Tomorrow never knows
El asunto recuerda mucho a los debates del genoma en los años noventa. Después de un siglo en que la genética se había basado en la elección intuitiva de los fenómenos más interesantes, y en un perspicaz y sutil análisis de sus ángulos más leves y sus recovecos más recónditos, un grupo de científicos audaces proponía de pronto la estrategia del brontosaurio: secuenciar los genomas enteros de todo bicho viviente y volver a partir de cero, sin sesgos ni presentimientos, cambiando la sagacidad por la brutalidad del big data. Algunos de los genetistas más finos de la época se opusieron con vehemencia. Creían que todo ese esfuerzo monumental se revelaría como una pérdida de tiempo, y que desviaría los fondos y los recursos humanos de los problemas realmente interesantes a un cenagal de resultados ilegibles. Pero la genómica está aquí para quedarse, y ya nadie puede dudar de su eficacia sobrecogedora.
Ahora que la fiebre del big data ha llegado a la música, pongámonos primero en el lugar del genetista fino, transformado ahora en amante del pop. La canción más revolucionaria de los Beatles no es I want to hold your hand, con la que conquistaron el mercado norteamericano en 1964, sino Tomorrow never knows, escrita por John Lennon un par de años después para el álbum Revolver. ¿Qué pensaría de ella el algoritmo de Matthias Mauch y sus colegas británicos? La clasificaría como uno de los mayores aburrimientos de los últimos 50 años: solo tiene un acorde, y ni siquiera es de séptima. Los beatlemanos, sin embargo, conocemos bien el cosmos tenebroso que encierra esa canción, sus gradaciones tonales casi imperceptibles, su misteriosa belleza. Ja, con algoritmos a nosotros.
Profundicemos algo más en los acordes de séptima, que sirven a Mauch y sus colegas para evaluar la riqueza armónica de una pieza o de un estilo. El jazz se apoya exhaustivamente en el acorde de séptima y en todas sus alteraciones, con un énfasis especial en la nota del diablo, la quinta disminuida que prohibían a rajatabla los musicólogos clásicos. Ahí, en el uso inteligente y creativo de esas alteraciones de la séptima es donde se la juega un buen improvisador de jazz. Y créanme, para cuando los Beatles triunfaron en el show de Ed Sullivan, en 1964, John Coltrane ya había elevado la técnica de las sucesiones de acordes a su grado más sublime y complejo. En su Giant Steps está ya todo el pop más innovador, incluido el que no se ha creado todavía. Por supuesto que los Beatles no revolucionaron las progresiones armónicas: todo eso ya estaba hecho antes de que Lennon conociera a McCartney. Lo que pasa es que a Coltrane lo conocen cuatro, y a ellos los tararea todo el mundo.

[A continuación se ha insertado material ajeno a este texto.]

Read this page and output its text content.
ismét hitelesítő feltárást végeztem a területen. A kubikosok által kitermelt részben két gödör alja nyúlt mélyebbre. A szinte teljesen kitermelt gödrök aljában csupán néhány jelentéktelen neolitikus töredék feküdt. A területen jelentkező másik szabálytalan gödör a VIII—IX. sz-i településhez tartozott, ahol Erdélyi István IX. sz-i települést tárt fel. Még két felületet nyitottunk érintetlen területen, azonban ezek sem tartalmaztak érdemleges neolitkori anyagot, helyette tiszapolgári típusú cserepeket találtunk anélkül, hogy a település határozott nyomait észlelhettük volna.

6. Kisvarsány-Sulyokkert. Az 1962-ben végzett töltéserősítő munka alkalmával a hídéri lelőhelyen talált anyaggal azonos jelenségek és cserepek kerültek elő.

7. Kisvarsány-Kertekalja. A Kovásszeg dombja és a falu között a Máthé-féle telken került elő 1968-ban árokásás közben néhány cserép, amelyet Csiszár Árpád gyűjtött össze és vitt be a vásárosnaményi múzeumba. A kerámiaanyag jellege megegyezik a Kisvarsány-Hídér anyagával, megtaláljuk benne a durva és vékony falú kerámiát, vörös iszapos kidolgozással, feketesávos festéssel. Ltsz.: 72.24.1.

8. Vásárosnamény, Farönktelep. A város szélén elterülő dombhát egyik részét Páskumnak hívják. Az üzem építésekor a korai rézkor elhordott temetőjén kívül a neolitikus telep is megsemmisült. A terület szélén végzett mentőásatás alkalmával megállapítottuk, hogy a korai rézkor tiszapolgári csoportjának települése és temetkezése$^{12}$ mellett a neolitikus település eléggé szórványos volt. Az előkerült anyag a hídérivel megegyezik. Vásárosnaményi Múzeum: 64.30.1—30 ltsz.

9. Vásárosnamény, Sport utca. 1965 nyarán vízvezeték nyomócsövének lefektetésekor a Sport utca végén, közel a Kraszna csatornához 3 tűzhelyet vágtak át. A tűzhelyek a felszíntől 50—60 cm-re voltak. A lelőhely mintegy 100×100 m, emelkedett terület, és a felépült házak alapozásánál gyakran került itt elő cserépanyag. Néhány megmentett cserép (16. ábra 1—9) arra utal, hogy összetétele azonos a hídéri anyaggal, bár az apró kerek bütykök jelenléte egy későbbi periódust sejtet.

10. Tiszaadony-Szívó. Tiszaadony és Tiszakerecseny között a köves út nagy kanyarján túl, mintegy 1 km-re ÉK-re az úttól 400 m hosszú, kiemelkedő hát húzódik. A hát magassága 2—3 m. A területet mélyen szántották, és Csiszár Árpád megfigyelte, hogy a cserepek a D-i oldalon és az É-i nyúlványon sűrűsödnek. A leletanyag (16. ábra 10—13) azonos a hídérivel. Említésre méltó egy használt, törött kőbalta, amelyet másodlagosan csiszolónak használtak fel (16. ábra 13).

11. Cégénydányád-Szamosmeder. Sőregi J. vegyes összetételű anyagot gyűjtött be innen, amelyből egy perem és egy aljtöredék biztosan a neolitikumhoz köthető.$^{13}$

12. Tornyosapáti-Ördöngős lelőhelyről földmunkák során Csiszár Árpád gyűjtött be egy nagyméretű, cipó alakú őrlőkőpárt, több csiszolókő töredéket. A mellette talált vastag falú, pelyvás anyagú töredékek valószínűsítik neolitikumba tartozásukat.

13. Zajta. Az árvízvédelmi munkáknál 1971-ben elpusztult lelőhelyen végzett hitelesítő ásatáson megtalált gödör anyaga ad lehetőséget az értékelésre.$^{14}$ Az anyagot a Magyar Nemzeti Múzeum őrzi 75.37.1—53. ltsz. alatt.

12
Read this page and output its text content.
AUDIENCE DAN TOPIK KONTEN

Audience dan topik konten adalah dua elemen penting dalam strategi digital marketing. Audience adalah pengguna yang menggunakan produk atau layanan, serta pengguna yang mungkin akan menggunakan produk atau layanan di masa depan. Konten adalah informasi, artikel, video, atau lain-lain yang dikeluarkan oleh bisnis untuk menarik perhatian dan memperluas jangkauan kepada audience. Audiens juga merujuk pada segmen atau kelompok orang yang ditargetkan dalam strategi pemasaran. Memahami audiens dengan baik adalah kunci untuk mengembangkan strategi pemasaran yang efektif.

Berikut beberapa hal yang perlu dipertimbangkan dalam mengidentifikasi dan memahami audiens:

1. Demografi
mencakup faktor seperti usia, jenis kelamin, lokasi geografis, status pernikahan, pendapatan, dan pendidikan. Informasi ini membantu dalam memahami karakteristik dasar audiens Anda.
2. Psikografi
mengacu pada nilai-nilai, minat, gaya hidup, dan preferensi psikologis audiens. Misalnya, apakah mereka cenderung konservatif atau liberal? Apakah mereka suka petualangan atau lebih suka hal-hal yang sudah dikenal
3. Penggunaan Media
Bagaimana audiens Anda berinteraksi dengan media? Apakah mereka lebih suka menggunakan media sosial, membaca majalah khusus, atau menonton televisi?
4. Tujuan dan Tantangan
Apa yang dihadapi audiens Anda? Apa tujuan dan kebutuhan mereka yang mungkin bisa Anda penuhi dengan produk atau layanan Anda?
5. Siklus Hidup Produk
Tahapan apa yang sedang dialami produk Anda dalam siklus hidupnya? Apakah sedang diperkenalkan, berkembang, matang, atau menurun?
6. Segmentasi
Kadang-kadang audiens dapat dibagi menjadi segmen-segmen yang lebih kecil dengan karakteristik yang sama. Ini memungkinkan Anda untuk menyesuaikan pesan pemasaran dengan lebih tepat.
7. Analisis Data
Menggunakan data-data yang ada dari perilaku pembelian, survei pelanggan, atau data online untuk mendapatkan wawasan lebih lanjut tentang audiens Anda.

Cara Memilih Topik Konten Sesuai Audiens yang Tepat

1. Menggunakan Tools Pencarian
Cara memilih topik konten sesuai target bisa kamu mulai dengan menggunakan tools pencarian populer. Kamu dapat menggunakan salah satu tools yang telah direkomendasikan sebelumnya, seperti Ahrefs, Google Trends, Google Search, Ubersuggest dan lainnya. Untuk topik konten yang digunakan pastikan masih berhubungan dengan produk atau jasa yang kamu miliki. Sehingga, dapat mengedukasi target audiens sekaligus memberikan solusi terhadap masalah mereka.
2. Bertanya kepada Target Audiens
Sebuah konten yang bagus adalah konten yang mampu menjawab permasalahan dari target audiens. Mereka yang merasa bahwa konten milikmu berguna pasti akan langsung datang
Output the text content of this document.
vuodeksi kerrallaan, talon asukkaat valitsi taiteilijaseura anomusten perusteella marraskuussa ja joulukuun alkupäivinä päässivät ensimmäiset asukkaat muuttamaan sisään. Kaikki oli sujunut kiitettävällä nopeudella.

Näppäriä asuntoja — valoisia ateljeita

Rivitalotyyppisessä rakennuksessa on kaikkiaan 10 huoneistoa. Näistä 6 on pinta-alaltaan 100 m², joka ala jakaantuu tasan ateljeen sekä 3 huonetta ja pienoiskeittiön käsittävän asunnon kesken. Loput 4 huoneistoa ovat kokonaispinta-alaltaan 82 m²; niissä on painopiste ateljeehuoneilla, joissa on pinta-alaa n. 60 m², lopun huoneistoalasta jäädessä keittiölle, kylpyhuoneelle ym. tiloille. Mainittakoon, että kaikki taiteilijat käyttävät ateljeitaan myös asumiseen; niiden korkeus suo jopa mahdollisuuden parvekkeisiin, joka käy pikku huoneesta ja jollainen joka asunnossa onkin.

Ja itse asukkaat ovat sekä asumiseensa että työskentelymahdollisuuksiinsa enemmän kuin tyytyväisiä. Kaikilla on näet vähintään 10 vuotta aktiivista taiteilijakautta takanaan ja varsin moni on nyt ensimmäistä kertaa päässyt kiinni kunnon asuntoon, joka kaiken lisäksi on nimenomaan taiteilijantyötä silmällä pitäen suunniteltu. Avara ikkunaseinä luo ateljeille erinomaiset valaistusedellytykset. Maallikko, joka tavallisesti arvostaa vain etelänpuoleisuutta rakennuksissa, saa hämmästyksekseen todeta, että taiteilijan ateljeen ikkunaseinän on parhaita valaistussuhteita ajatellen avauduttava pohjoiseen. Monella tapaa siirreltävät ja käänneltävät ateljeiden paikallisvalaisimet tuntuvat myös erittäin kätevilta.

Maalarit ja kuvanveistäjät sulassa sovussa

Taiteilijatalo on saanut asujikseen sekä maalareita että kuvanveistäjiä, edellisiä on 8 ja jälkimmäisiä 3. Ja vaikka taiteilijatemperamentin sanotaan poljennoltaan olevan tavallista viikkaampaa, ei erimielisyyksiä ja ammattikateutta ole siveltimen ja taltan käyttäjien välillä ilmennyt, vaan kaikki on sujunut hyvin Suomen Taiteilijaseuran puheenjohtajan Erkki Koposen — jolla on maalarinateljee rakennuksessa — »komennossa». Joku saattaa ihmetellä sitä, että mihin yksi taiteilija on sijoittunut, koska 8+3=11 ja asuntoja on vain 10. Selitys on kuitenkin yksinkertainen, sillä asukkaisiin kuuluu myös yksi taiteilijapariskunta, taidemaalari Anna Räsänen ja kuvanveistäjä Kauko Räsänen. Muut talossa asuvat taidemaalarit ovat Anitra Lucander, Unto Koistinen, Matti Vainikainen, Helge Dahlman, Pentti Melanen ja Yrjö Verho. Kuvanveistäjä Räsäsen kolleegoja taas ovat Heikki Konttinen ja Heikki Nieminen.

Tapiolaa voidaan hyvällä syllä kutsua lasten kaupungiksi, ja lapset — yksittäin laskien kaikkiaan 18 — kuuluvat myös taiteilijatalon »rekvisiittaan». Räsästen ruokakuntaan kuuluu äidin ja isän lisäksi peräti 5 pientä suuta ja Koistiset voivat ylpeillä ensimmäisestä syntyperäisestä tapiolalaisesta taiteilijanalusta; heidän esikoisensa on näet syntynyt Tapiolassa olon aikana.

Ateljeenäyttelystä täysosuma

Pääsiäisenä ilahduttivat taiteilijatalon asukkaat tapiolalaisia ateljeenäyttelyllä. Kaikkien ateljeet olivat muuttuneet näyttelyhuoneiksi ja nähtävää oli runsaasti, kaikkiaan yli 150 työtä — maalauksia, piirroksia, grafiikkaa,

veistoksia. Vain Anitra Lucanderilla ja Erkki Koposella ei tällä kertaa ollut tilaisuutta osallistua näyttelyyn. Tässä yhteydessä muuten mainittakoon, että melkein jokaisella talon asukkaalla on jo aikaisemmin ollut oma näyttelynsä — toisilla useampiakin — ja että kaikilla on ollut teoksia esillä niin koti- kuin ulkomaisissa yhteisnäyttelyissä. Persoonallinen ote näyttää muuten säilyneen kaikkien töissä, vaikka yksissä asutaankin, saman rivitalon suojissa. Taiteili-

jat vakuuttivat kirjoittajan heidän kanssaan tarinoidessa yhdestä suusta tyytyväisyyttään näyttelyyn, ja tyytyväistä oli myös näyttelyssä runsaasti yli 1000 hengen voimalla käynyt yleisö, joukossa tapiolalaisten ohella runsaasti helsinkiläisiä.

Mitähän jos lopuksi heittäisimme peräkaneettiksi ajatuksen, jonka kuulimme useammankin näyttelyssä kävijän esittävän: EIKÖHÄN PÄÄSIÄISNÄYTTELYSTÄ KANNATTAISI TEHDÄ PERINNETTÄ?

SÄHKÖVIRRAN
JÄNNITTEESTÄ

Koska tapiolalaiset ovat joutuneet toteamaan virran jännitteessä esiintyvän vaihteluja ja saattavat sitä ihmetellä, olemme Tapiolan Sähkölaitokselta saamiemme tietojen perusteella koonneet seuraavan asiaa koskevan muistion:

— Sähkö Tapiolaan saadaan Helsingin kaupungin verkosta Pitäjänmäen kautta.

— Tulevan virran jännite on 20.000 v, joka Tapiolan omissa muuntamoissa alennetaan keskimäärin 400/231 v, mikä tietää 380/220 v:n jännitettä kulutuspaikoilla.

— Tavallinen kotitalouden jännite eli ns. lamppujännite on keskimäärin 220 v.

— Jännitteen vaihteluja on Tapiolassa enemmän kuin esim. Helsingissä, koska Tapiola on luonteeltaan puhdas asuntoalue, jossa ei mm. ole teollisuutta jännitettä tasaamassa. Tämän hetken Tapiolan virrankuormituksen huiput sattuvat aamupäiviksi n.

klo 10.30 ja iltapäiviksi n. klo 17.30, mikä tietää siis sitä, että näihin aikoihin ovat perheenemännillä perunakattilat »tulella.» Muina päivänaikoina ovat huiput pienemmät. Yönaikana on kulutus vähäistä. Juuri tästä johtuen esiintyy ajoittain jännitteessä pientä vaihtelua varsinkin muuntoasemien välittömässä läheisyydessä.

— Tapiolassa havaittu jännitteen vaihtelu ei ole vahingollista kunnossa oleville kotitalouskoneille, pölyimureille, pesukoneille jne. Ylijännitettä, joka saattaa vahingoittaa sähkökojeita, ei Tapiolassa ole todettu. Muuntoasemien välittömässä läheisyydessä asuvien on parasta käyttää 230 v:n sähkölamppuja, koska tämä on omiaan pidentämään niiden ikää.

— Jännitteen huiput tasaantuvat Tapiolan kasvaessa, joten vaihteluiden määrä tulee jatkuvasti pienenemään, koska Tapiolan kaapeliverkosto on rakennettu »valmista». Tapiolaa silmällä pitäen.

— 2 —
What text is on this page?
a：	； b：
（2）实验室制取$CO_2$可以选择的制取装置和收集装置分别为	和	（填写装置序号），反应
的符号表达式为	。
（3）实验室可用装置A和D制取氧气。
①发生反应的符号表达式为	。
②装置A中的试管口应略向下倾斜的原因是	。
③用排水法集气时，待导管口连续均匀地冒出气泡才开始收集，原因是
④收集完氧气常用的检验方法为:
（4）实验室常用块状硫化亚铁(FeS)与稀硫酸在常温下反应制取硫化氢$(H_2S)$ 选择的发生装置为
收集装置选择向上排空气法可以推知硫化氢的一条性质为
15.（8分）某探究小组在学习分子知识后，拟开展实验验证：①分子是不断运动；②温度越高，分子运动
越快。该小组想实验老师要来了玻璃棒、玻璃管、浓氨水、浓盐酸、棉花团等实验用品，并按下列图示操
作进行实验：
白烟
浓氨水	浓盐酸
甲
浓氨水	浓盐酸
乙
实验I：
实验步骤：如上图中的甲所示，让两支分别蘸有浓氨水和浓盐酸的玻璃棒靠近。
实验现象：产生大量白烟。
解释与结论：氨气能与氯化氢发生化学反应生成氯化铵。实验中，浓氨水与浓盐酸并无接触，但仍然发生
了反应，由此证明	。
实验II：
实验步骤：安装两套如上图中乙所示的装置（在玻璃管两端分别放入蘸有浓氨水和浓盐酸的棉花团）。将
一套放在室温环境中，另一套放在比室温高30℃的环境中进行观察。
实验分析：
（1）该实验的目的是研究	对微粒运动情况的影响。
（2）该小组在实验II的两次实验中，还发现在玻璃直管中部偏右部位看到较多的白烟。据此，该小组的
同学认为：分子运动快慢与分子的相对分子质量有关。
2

Y ahora basta de crítica antialgorítmica. Este redactor ya ha pasado una vez por ese bochorno, cuando el tema de la genómica, y ahí no me pillan otra vez. Sé que los algoritmos irán mejorando y haciéndose más sutiles. Sé incluso que serán ellos quienes acaben componiendo las canciones. Tal vez también ellos quienes las escuchen.